Задумчивая, взбалмошная, трогательная, со слезами и без слез, и такая, как в эту минуту, – вспыльчивая, не пытающаяся владеть собой, – она с каждой минутой становилась все больше и больше необходима мне. Необходима, как глоток чистого воздуха на промытых дождем люксембургских улицах, подаренных мне Фредерикой. И этот вошедший в мое сердце город в одно мгновение оказался разоренным, обезличенным и совершенно ненужным без нее…
– У меня дома можно курить где угодно. На балконе, в комнате, на кухне. Правда, я не курю, но это не важно. На балконе два плетенных кресла, столик, кофейник, магнитофон с джазовыми композициями, – говорила Фредерика, не замечая наполнявших ее слез. – А с балкона потрясающий вид на город. Особенно по утрам…
Она брала щипцами кубики льда и машинально опускала в свой стакан. Один, третий, пятый, седьмой кубик…
Подняла заполненный льдом стакан и, глядя мимо меня, сказала:
– Я вернусь домой и буду учиться жить без тебя…
В номере мы не разбирали постель. Нам казалось невозможным то, что так легко и непринужденно случилось прошлой ночью, – мы лежали поверх покрывала на подоткнутых рядом подушках и молчали.
Нам было необходимо многое сказать друг другу. И в тоже время обреченность наших отношений делала бессмысленными любые слова…
Я не знаю, о чем думала она. О том, что никогда не сможет вернуться в Люксембург, потому что была счастлива в нем со мной? О том, что я привязан пуповиной к своей неустроенной, равнодушной ко всему на свете родине, детям, близким, памяти тех, кого потерял и кого мне еще предстоит потерять, тысячам и тысячам проблем, которые невозможно отсечь одним взмахом руки?..
А может, этой второй и последней нашей ночью, прислонившись к моему плечу, она уже училась жить без меня. Я не знаю, о чем думала она. Я знаю, что мы думали об одном и том же. Она – по-своему, я – по-своему. Но об одном и том же…
Я резко повернулся к Фредерике, прижал ее к себе и зарылся в ее волосах.
Она обвила меня руками и стала исступленно целовать, горячо шепча незнакомые, не требующие перевода слова.
Так мы и заснули в ту ночь. Я и мой ангел. Как засыпают все: счастливые и несчастливые, благополучные и одинокие, вспыльчивые и уравновешенные…

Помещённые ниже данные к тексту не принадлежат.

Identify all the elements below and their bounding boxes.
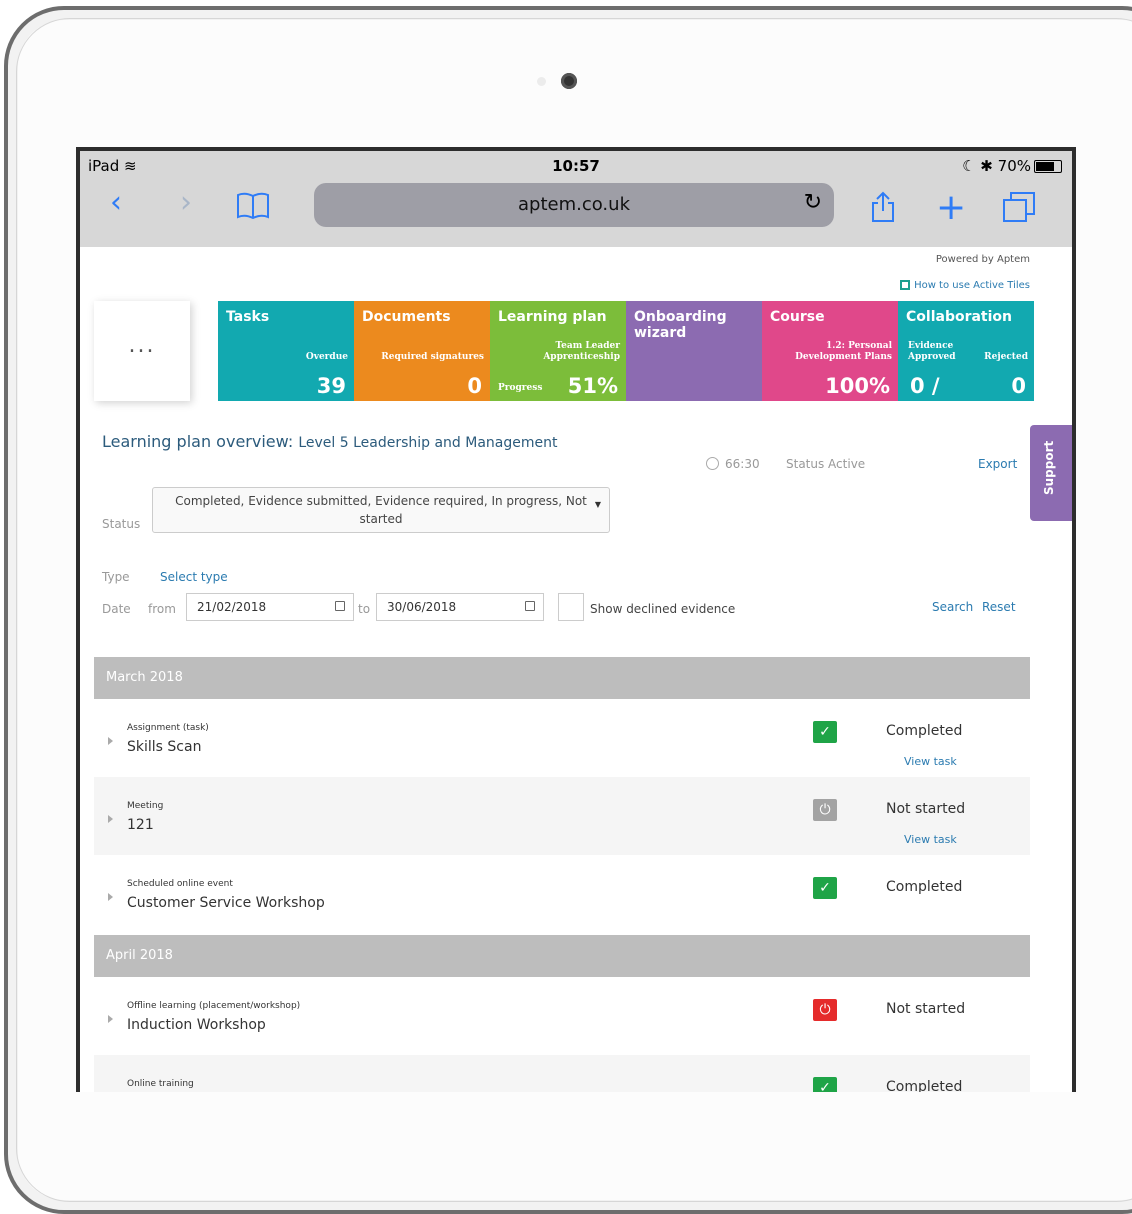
time-spent: 66:30 [706,457,760,471]
caret-down-icon: ▼ [594,500,601,509]
list-item[interactable]: Online training ✓ Completed [94,1055,1030,1092]
status-text: Status Active [786,457,866,471]
view-task-link[interactable]: View task [904,755,957,768]
to-label: to [358,602,371,616]
browser-chrome: iPad ≋ 10:57 ☾ ✱ 70% ‹ › aptem.co.uk ↻ + [80,151,1072,247]
how-to-link[interactable]: How to use Active Tiles [900,280,1030,291]
to-date-input[interactable]: 30/06/2018 [376,593,544,621]
camera-lens [561,73,577,89]
expand-icon[interactable] [108,815,113,823]
from-date-input[interactable]: 21/02/2018 [186,593,354,621]
page-title: Learning plan overview: Level 5 Leadersh… [102,432,558,451]
calendar-icon[interactable] [525,601,535,611]
new-tab-icon[interactable]: + [936,187,966,228]
power-icon: ⏻ [813,799,837,821]
active-tiles: Tasks Overdue 39 Documents Required sign… [218,301,1034,401]
reload-icon[interactable]: ↻ [804,190,822,215]
tile-collaboration[interactable]: Collaboration Evidence Approved Rejected… [898,301,1034,401]
from-label: from [148,602,176,616]
bookmarks-icon[interactable] [236,191,270,227]
powered-by: Powered by Aptem [935,254,1030,265]
film-icon [900,280,911,290]
battery-percent: 70% [997,157,1031,175]
status-bar: iPad ≋ 10:57 ☾ ✱ 70% [80,155,1072,177]
expand-icon[interactable] [108,1015,113,1023]
check-icon: ✓ [813,877,837,899]
back-icon[interactable]: ‹ [110,185,122,220]
address-bar[interactable]: aptem.co.uk ↻ [314,183,834,227]
clock-icon [706,457,719,470]
expand-icon[interactable] [108,737,113,745]
reset-link[interactable]: Reset [982,600,1016,614]
list-item[interactable]: Meeting 121 ⏻ Not started View task [94,777,1030,855]
declined-evidence-checkbox[interactable] [558,593,584,621]
export-link[interactable]: Export [978,457,1017,471]
screen: iPad ≋ 10:57 ☾ ✱ 70% ‹ › aptem.co.uk ↻ +… [76,147,1076,1092]
moon-icon: ☾ [962,157,976,175]
programme-name: Level 5 Leadership and Management [298,435,558,451]
sensor-dot [537,77,546,86]
tile-documents[interactable]: Documents Required signatures 0 [354,301,490,401]
status-label: Status [102,517,141,531]
battery-icon [1034,160,1062,173]
tile-learning-plan[interactable]: Learning plan Team Leader Apprenticeship… [490,301,626,401]
power-icon: ⏻ [813,999,837,1021]
support-tab[interactable]: Support [1030,425,1072,521]
month-header: April 2018 [94,935,1030,977]
tile-course[interactable]: Course 1.2: Personal Development Plans 1… [762,301,898,401]
list-item[interactable]: Offline learning (placement/workshop) In… [94,977,1030,1055]
bluetooth-icon: ✱ [980,157,993,175]
share-icon[interactable] [870,191,896,231]
url-text: aptem.co.uk [518,194,630,215]
more-tile[interactable]: ... [94,301,190,401]
tile-onboarding-wizard[interactable]: Onboarding wizard [626,301,762,401]
check-icon: ✓ [813,1077,837,1092]
forward-icon[interactable]: › [180,185,192,220]
date-label: Date [102,602,131,616]
status-select[interactable]: Completed, Evidence submitted, Evidence … [152,487,610,533]
declined-evidence-label: Show declined evidence [590,602,736,616]
type-label: Type [102,570,130,584]
search-link[interactable]: Search [932,600,973,614]
type-select[interactable]: Select type [160,570,228,584]
view-task-link[interactable]: View task [904,833,957,846]
month-header: March 2018 [94,657,1030,699]
calendar-icon[interactable] [335,601,345,611]
tabs-icon[interactable] [1002,191,1036,231]
check-icon: ✓ [813,721,837,743]
list-item[interactable]: Scheduled online event Customer Service … [94,855,1030,933]
clock: 10:57 [552,157,600,175]
expand-icon[interactable] [108,893,113,901]
tile-tasks[interactable]: Tasks Overdue 39 [218,301,354,401]
list-item[interactable]: Assignment (task) Skills Scan ✓ Complete… [94,699,1030,777]
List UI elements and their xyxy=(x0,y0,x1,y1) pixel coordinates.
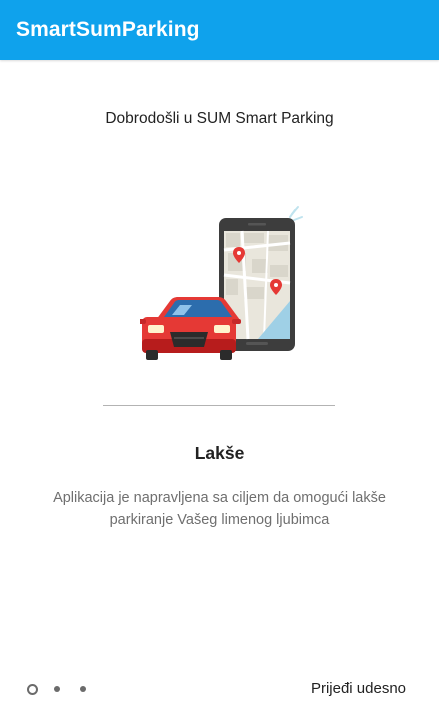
page-dot-active[interactable] xyxy=(27,683,38,695)
car-phone-illustration xyxy=(137,206,303,360)
page-indicator xyxy=(27,683,86,695)
feature-description: Aplikacija je napravljena sa ciljem da o… xyxy=(53,490,386,528)
next-button[interactable]: Prijeđi udesno xyxy=(311,680,406,697)
app-bar: SmartSumParking xyxy=(0,0,439,60)
onboarding-illustration xyxy=(137,205,310,365)
car-icon xyxy=(137,297,241,360)
feature-title: Lakše xyxy=(194,443,245,463)
divider xyxy=(103,405,335,406)
welcome-heading: Dobrodošli u SUM Smart Parking xyxy=(105,110,334,127)
page-dot[interactable] xyxy=(54,686,60,692)
page-dot[interactable] xyxy=(80,686,86,692)
signal-icon xyxy=(289,206,303,221)
app-title: SmartSumParking xyxy=(16,18,200,41)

Нам были необходимы эти несколько часов прикосновения, и сон, который мы видели, был сном на двоих: мы куда-то ехали по залитому вечерним светом шоссе, и нам было совершенно все равно, куда… А по обочинам шоссе горели свечи в алюминиевых плошках.
– Вот видишь, – говорила Фредерика, – скоро мы все будем вместе…
– Мы умерли? – спрашивал я.
– Ну что ты, – отвечала она, – мы бессмертны. И мы, и они.
Когда я проснулся, Фредерики в номере не было.
На столе лежала записка.
«И не надейся, я никуда не уехала. Вот-вот буду. Душ налево по коридору. Фредерика, августейшая фрейлина Вашего двора».
Я несколько раз перечитал записку, посмотрел сквозь нее на солнце и окончательно для себя самого решил, что мы не расстанемся никогда.
За окном стояло неправдоподобное для поздней осени ликующее утро, безгранично царствовавшее в небе солнце рассеивало следы вчерашней хмари, и эти ярко-опаловые краски наполняли меня уверенностью в том, что я родился счастливым человеком. И потребовалось всего лишь сорок семь лет для осознания этого бесспорного факта.
Раздался телефонный звонок.
– Месье, – сказала Фредерика, – между прочим, нам полагается бесплатный завтрак в ресторане. Но бесплатным он будет еще тридцать минут. Не желаете ли присоединиться?
Я спустился в ресторан.
– Здравствуй, – сказал я, присаживаясь за столик. – Ты видела, какое сегодня солнце?
– Я видела его утром, с моста. Оно поднималось над долиной.
– Значит, ты так и не спала?
– Спала. Мне снилось шоссе…
– По которому мы ехали вдвоем…
Она вздрогнула.
– И нам было совершенно все равно, куда ехать…
– А так бывает? Чтобы было все равно, куда? – вымученно спросила она.
– Бывает, – растерянно произнес я. – В отдельных случаях… А ты знаешь, что я люблю тебя?